ですから、甲状腺疾患が原因で妊娠出産前後にイライラするのかもしれないと思われる気持ちもよく分かりますが、こればかりはお医者さんに相談してみなければ分かりません。もともと妊娠前から甲状腺疾患を治療中の方は、医師に相談して適した治療薬を処方していただく必要があります。

 

また、妊娠してから「妊娠期一過性甲状腺機能亢進症」を発症してしまうこともあり、治療が必要であれば、薬を服用する場合もあります。そして、産後は甲状腺ホルモンの分泌が多くなりやすいということも言われているので、あまりに気になるようでしたら、医師に相談をした方がいいかもしれませんね。

 

妊娠出産前後のイライラはどうしたらいい?
甲状腺疾患が原因のイライラ

甲状腺疾患が原因で、妊娠出産前後にイライラしてしまうというのであれば、医師に相談をする必要があります。通常、甲状腺疾患に対しては薬物治療や必要に応じて放射線治療が行われますが、妊娠中は医師に相談して薬をしっかり飲みつつ経過をみていかなければなりません。

 

甲状腺疾患が関係ないイライラ

甲状腺疾患とは関係ないと判断された場合のイライラは、妊娠出産前後もよくあることです。

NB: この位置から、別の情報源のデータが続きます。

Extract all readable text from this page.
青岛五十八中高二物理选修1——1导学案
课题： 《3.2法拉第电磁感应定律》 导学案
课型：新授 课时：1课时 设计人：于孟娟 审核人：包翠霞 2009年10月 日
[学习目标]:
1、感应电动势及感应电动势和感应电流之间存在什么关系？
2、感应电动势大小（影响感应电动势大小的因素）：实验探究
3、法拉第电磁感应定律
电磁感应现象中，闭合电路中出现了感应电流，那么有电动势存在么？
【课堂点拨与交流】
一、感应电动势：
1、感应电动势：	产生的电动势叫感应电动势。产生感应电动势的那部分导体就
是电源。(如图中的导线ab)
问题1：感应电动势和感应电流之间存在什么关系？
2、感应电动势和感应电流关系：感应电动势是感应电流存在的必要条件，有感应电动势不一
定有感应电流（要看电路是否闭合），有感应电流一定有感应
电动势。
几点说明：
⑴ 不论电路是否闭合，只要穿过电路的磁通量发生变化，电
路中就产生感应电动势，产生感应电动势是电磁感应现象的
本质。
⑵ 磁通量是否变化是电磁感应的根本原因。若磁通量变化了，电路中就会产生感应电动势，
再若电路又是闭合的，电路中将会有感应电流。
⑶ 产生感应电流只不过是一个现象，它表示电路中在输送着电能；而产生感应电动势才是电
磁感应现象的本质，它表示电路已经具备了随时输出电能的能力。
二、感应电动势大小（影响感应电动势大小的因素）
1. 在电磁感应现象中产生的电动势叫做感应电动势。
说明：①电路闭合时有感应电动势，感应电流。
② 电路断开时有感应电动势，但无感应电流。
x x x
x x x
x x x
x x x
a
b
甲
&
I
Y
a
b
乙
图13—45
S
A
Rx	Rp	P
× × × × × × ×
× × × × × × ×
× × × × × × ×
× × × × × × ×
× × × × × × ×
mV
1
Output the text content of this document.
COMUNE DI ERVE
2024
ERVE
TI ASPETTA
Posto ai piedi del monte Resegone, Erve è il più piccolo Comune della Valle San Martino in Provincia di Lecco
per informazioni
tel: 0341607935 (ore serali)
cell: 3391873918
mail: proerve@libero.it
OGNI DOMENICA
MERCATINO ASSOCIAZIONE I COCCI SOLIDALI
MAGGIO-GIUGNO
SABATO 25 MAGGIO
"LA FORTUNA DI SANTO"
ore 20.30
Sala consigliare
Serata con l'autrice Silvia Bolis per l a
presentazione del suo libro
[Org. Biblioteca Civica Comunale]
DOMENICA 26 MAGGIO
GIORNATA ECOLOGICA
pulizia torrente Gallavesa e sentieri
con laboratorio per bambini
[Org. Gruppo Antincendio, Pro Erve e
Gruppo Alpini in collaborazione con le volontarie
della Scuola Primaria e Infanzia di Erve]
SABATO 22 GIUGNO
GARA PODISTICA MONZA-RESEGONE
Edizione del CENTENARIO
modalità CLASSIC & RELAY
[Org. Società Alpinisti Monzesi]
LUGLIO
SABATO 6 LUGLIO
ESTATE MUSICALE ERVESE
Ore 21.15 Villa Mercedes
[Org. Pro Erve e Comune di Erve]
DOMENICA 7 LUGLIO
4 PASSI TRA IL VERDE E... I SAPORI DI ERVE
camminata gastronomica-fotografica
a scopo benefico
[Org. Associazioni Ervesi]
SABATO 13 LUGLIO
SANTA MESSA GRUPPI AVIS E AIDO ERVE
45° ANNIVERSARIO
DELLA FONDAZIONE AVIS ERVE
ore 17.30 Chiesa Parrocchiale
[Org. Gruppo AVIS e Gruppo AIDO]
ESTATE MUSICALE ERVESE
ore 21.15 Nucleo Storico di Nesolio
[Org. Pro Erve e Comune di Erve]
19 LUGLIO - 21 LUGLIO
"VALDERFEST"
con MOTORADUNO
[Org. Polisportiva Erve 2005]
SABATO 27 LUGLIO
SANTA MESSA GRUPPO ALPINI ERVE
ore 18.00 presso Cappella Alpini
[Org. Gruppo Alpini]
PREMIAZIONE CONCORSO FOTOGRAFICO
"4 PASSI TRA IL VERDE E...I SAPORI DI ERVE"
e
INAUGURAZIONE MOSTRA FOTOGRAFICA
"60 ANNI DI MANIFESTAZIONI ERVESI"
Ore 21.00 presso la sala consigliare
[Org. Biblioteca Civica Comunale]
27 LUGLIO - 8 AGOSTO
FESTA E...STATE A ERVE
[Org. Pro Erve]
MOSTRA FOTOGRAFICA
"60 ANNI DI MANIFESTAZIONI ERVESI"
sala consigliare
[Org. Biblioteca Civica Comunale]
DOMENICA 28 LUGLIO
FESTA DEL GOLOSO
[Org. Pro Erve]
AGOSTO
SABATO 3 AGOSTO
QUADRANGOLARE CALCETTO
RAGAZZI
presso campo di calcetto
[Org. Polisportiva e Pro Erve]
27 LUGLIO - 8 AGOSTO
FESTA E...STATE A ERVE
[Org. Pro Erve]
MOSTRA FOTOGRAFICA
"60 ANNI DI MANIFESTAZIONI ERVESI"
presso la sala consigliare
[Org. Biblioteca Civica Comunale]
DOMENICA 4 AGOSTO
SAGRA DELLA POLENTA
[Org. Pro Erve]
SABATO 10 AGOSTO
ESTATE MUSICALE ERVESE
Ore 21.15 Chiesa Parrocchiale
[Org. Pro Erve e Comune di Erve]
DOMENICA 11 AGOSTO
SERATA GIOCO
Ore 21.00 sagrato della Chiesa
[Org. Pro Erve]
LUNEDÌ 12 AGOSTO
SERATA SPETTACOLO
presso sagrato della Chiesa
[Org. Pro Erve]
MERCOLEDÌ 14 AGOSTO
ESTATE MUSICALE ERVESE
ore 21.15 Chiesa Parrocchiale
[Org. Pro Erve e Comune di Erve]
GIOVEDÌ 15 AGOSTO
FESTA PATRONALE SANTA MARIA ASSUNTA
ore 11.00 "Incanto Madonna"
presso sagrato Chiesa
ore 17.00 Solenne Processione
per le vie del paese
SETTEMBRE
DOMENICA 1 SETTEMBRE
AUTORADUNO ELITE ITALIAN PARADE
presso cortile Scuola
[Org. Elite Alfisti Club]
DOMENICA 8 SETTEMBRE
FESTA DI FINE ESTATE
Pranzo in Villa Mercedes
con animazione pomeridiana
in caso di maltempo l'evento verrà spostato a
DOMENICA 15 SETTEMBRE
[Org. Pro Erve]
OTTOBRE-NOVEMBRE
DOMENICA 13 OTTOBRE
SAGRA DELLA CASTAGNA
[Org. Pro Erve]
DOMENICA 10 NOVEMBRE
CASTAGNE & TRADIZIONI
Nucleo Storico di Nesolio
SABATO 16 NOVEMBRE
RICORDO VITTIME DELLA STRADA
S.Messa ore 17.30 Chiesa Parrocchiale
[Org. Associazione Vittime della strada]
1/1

特に妊娠すると体が赤ちゃんを体内で育てるために快適な環境にするため、女性ホルモンの分泌が一気に多くなり、ホルモンバランスは乱れます。ですから、イライラしたり気分が落ち込んだりすることもあるんです。

 

出産後は赤ちゃんを母乳で育てるための体に変化させるために、妊娠中とは違う女性ホルモンの分泌が多くなり、ホルモンバランスは乱れます。だから非常に精神的に不安定な時期になりやすいと言えます。対処法としては、出来るだけリラックスできる方法を見つけることではないでしょうか。その代わり、パートナーをはじめとする周囲の人には、妊娠出産前後はホルモンバランスの乱れでイライラしやすいということをしっかり伝えておいたほうが、誤解が少ないかもしれませんね。

 

特に産後は赤ちゃんのお世話で睡眠不足になりやすく、イライラにも拍車がかかりやすい時期です。周りに手伝ってもらって、一人の時間を作るなど、リラックスできるよう心掛けましょう。ただ、出産後の精神的な不安定に関しては、イライラするほかに気持ちが落ち込んでしまったり、悲しくないのに涙が出てきたりするようであれば、産後うつを発症していることも考えられます。産後の1か月検診の時に産後うつの問診もありますが、気持ちが落ち込んで辛い時には我慢せずに医師に相談をしてみてください。

 

まとめ

妊娠出産前後は、女性の体の中のホルモンバランスが大きく乱れるため、イライラしやすい時期であることは間違いありません。ですが、甲状腺疾患が原因ではないとも言い切れません。実際、甲状腺ホルモンの分泌は妊娠初期や出産後増えるとも言われています。ですから、心配なようであれば医師に相談して、治療が必要であれば適切な治療を受けましょう。安心して、妊娠出産前後の時期を過ごすことができるといいですね。